Skip to main content

Step 2: Fingerprint-Based Deduplication for Semantic Duplicates

Hash-based deduplication is great for exact copies, but it fails if even one character is different. A more powerful technique is fingerprint-based deduplication, where you create a hash from only the fields that define a unique business event.

This is perfect for catching "semantic" duplicates, like those from a load balancer retry, where the event_id and timestamp are different, but the core action is the same.

The Goal

You will modify your pipeline to create a "fingerprint" based only on the core business fields (event_type and user_id). This will allow it to detect that the two messages below are duplicates, even though they are not identical.

Event 1:

{"event_id": "abc-123", "timestamp": "10:30:01Z", "event_type": "login", "user_id": "alice"}

Event 2 (Semantic Duplicate):

{"event_id": "def-456", "timestamp": "10:30:03Z", "event_type": "login", "user_id": "alice"}

Implementation

  1. Start with the Previous Pipeline: Copy the deduplicator.yaml from Step 1 to a new file named fingerprint-dedup.yaml.

    cp deduplicator.yaml fingerprint-dedup.yaml
  2. Modify the Hashing Logic: Open fingerprint-dedup.yaml. You will modify the first mapping processor to create the hash from a subset of fields instead of the whole message.

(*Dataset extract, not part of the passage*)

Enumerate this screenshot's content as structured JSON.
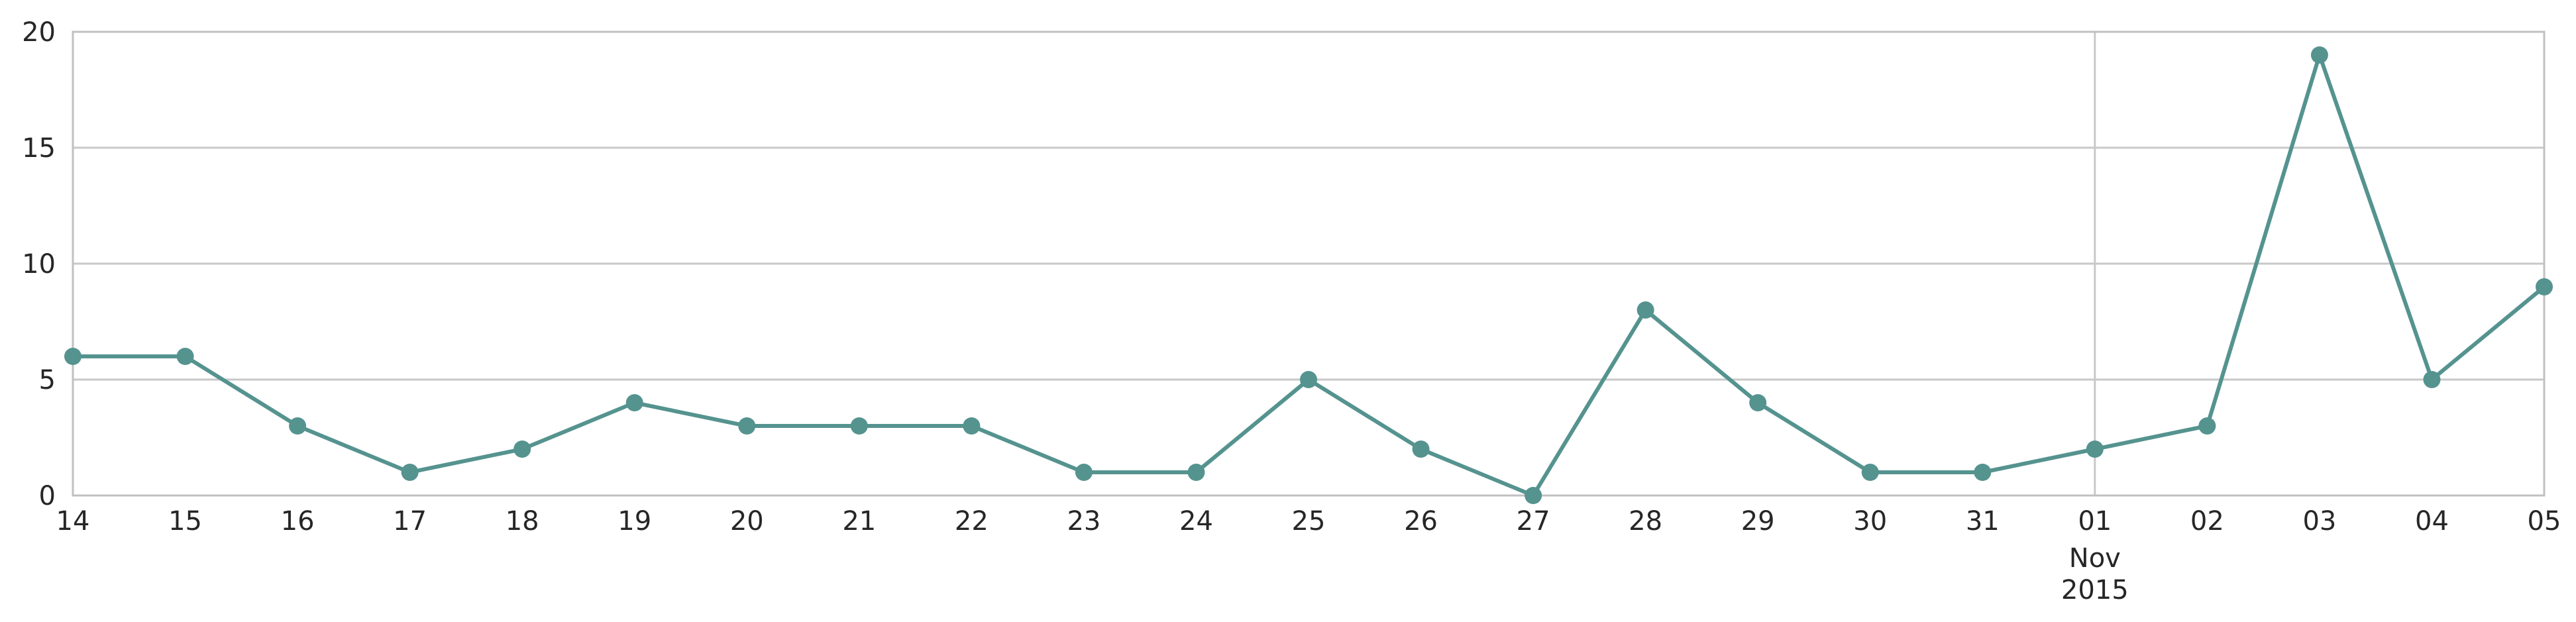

    Modify the first 'mapping' processor in fingerprint-dedup.yaml
    # Change the hash creation logic
    - mapping: |
    root = this

    # 1. Create a new object containing ONLY the business-critical fields.
    let business_fingerprint = {
    "event_type": this.event_type,
    "user_id": this.user_id
    }

    # 2. Create the hash from this new object, not the whole message.
    root.dedup_hash = business_fingerprint.json_format().hash("sha256")

    The rest of the pipeline (cache, check, drop) remains exactly the same. It still uses dedup_hash to check for duplicates, but that hash is now much smarter.

  3. Deploy and Test:

    # --- Send two SEMANTICALLY identical messages ---
    curl -X POST http://localhost:8080/ingest \
    -H "Content-Type: application/json" \
    -d '{"event_id": "abc-123", "timestamp": "10:30:01Z", "event_type": "login", "user_id": "alice"}'

    curl -X POST http://localhost:8080/ingest \
    -H "Content-Type: application/json" \
    -d '{"event_id": "def-456", "timestamp": "10:30:03Z", "event_type": "login", "user_id": "alice"}'
  4. Verify: Check your logs. Even though the two messages were different, only the first one was processed. The second one was correctly identified as a semantic duplicate and dropped because its business fingerprint was identical to the first.

You have now implemented a more powerful deduplication strategy that can handle a wider range of real-world duplicate scenarios.